Live with an open heart. Life is too short not to. Love them, and tell them you love them, and don't love them with a list of requirements. Love fiercely. Love always, even if that love has to be pulled away from those who cause you harm. Love yourself more than that person, in those cases.

Love your people. And love yourself.

The end.






Thursday, 1 January 2015

Hello, 2015.

I have to laugh when I think about how long it's been since I updated this thing. But I figure, hey, new year, new goals, new outlook.

So here am I. 

I'm surrounded by people who are making all these intense new year's resolutions, these things they're aiming to do for a whole year, and I realized that I just don't want to do that. I never have, really, but I think this year, my approach is different than it ever has been before. 

My first status on Facebook for 2015 is this: 


Happy. 

It seems so simple, but let's be real: so many of us get it wrong. 

I believe I've found the recipe to happiness. It's so easy, you guys, but the circuitous route I had to take to get to it is stupid and long, involves the most difficult year my husband and I have ever (and possibly will ever have), fitness, and meditation. 

All that struggle and work on myself to find this: 

Own your life. 

Own the moment you're in. Be honest about where you are. Own the fact that your life is yours, and you can change it. Or not. Be intentional in all things.

You don't like your living situation? Handle it. 

You don't like your money situation? Handle it. 

You don't like your relationship situation? Handle. That. Shit. 

Because only you can. 

When I did a real inventory - of my life, of my husband's life, of my friends' lives, of so many people I know - it was painfully obvious that people don't live here and now. We live in the hypothetical when we should be living in the real. Why put up with a half-assed relationship when you can have a real one? Why put up with a shitty living situation when you don't have to? Why keep that job you hate? Why be in denial about being angry, when you could deal with that anger and really live? 

Because that's the thing. 

Life is too short to not be lived. And there are so many differences between existing and living. 

Living implies change, adaptability, growth. It implies experience. Existence is simply a fact. A physical presence.

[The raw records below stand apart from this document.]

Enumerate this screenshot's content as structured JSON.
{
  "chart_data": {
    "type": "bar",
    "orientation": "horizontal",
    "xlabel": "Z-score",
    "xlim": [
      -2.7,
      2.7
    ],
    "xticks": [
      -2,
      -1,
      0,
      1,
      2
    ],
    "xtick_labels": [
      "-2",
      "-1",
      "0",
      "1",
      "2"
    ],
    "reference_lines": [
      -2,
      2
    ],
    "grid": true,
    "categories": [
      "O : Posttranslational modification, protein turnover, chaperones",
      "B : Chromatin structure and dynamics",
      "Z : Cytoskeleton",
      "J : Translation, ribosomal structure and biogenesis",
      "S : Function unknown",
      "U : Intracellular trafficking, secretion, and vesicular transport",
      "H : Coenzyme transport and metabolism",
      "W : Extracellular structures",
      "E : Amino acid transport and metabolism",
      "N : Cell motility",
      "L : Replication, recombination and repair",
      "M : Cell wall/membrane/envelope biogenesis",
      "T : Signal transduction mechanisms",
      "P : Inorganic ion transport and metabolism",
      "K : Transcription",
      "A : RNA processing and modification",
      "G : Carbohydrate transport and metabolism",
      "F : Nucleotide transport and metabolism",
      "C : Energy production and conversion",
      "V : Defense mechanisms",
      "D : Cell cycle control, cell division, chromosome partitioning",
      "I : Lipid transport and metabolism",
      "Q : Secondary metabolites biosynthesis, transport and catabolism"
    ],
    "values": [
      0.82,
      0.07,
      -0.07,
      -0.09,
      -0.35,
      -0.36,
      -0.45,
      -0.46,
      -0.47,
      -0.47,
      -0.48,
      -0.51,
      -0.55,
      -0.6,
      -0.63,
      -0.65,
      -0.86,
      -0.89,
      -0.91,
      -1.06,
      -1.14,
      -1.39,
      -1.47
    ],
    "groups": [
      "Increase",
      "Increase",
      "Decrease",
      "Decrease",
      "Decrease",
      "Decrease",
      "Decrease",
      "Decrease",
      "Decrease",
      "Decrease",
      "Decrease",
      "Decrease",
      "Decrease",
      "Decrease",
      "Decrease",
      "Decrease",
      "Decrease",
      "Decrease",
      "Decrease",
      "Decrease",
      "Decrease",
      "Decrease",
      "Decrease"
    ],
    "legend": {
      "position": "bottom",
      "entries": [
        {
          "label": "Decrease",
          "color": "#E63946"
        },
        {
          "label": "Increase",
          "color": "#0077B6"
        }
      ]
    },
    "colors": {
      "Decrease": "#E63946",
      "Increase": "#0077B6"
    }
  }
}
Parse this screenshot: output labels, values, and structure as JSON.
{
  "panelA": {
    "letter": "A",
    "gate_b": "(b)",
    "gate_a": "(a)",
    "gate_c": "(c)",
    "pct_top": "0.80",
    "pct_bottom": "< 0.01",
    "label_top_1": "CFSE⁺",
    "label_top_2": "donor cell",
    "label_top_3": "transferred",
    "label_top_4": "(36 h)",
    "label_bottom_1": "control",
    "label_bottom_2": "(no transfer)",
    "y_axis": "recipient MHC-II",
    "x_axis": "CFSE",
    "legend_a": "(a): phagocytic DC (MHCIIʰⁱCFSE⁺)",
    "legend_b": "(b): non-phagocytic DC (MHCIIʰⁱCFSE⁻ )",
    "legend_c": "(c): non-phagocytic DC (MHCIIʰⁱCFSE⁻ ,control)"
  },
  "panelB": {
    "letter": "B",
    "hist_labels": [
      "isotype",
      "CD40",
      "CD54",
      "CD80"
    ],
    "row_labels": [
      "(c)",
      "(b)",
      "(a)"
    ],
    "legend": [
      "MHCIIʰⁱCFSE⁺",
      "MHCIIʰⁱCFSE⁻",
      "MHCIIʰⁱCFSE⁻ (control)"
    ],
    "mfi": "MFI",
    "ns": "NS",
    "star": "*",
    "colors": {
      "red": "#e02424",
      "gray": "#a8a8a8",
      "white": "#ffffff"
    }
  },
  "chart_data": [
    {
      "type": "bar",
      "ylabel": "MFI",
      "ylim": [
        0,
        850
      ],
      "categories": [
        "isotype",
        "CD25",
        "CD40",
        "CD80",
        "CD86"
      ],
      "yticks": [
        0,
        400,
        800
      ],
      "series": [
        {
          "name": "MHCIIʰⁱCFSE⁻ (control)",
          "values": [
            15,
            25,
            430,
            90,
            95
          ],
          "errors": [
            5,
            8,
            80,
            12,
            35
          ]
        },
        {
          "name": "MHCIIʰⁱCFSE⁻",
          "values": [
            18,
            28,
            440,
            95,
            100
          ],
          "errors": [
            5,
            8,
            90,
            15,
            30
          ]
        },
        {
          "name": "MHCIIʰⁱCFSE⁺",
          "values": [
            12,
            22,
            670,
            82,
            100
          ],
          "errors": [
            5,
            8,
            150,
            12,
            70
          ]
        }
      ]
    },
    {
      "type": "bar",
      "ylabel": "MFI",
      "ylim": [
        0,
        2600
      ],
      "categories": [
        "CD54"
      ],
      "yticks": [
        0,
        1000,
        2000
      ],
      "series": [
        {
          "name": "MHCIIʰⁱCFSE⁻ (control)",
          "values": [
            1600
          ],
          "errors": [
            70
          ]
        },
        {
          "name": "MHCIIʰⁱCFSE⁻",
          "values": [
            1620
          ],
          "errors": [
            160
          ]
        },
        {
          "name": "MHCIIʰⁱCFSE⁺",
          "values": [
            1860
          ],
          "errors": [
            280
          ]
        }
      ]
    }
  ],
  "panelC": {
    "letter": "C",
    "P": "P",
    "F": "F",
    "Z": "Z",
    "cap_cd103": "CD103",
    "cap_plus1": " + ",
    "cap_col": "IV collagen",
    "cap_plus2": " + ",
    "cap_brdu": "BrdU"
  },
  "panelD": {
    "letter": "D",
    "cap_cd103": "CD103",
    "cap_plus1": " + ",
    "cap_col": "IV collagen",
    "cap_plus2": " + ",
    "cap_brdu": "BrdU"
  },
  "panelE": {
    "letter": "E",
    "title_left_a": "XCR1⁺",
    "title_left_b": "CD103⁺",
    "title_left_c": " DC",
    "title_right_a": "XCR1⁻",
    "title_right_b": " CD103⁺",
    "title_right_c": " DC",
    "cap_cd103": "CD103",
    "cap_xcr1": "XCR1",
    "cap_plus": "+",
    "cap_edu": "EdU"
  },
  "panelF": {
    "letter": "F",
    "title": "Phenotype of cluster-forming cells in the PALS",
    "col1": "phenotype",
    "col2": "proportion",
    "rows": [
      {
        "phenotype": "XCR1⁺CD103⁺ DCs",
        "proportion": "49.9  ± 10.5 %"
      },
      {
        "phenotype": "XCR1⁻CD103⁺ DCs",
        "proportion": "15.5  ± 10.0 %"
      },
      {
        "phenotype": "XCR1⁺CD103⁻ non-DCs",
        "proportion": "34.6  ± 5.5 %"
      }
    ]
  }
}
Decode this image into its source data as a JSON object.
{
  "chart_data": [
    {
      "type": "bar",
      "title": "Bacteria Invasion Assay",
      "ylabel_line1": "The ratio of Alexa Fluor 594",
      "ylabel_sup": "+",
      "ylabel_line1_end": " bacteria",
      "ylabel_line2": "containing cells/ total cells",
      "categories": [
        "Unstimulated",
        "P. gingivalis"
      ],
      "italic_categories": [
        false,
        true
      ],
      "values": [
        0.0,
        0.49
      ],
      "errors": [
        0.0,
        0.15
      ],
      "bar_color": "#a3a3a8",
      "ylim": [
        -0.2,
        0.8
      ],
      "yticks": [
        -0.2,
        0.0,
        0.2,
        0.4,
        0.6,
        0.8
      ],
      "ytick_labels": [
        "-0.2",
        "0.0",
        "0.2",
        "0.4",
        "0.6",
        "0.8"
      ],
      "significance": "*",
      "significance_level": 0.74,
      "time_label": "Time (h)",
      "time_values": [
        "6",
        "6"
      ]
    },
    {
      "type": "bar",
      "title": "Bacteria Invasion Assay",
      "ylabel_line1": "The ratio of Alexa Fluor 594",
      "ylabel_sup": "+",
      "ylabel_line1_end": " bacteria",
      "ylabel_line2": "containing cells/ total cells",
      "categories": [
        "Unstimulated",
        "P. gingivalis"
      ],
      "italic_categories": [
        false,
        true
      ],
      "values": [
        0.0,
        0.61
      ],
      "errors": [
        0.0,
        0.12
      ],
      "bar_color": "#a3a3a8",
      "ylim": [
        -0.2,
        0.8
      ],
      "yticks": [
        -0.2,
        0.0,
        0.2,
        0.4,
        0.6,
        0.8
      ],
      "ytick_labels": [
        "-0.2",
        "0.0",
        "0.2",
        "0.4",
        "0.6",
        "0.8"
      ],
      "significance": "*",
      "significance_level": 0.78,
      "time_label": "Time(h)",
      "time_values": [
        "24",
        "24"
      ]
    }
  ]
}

It means your cells are firing and your brain is alive. Nothing more.

And you know the best way to live? 

To be present in your every waking moment. 

And you know the best way to do that? 

To own those moments, so that they're wholly yours.

So, my goal for 2015 - to be happy - means I'm going to really live this year. I'm going to love and live and laugh and grow and change and enjoy the hell out of this life I've been gifted because WHY NOT? 

Find your joy you guys. Find what puts a smile on your face. 

You know what puts a smile on my face? My daughter. My husband's stupid jokes. Doctor Who. A good book. Pretty earrings. Killer heels. Amy's Mina posts. Good sushi. Killing my workouts like a BOSS. Spending time, however brief, with my favorite people. Writing.

Find your joy, guys. Life is too short for anything else.